「喪の途上にて―大事故遺族の悲哀の研究」: 野田 正彰著 ”JALお世話係” ”時薬”
日航機の御巣鷹山墜落の多くの遺族にインタビューして、大事故で大切な人を失くした悲哀とそこからの生活をまとめている。
4人姉妹の3人を亡くした、子ども二人を亡くした、子どもと孫まで亡くした、夫を亡くしたなど、
亡くなられた520人の遺族の悲しみ、苦しみが綴られている。
JALのお世話係りが遺族に当てられたが、そのお世話係の人の対応の違いもかなりあった。
JALに殺された思いがあるが、お世話係りに今も感謝している言葉がある一方、お世話係りの言葉に傷つけらえた人もいた。
パナソニックの社員が20数人亡くなったが、パナソニックの遺族に対する会社の配慮は大きかった。
それに比べてJALに対応は?に不満を抱いた人もいた。
“時薬“という言葉があるが、時が経つから悲しみが癒されることはなく、その悲しみはずっと続いている。
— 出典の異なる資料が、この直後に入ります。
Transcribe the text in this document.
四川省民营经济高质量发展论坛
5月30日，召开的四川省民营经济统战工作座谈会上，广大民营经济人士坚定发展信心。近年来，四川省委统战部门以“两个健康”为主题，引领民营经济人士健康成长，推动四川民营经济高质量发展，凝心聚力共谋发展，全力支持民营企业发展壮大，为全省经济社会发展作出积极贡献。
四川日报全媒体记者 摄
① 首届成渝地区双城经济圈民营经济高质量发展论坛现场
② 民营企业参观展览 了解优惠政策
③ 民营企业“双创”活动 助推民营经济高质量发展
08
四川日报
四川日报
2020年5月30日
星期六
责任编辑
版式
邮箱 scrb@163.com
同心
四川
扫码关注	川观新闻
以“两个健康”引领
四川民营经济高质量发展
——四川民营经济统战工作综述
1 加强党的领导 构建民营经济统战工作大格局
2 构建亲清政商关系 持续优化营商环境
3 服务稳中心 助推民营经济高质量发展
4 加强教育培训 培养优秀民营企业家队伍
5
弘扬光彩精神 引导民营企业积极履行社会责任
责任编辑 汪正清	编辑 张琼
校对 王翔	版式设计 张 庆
”時薬“は,何とか日常生活を送れるようになっていくことを言っているように思った。
その日常生活も、悲しみと共にそれまでの生活の幸せを失ったものである。
いろいろな宗教団体からの誘いやレターも多くあった。
宗教団体なども良かれと思ってなのかもしれないが、中にはお金をたくさん払っただけのケースもあった。
“喪ビジネス“があり、悲しみを商売にする人も出て来た。
墜落したパイロットが、何故、山の方向に機首を向けたのだろう?
海上に不時着する道を選択していたらもっと助かった人が多かったのではないか?
それはそういった緊急時のシュミレーション訓練が不足していたのではないか。
感想;
人を傷つけるのも、人を癒すのも人だということを強く感じました。
いつなんどき、大事故遺族になるかわかりません。
大事故遺族でなくても、事故で愛する人を亡くす、病気で亡くすことがあります。
その時、どう受け入れ、どう生きて行くか、難しいですが、遺された人がそのことをどう生かして行くかなのでしょうか?
大きな悲しみがあったけれど/大きな悲しみがあったからこそ、新しい人生に出会いました。
と言えるようになればと思いました。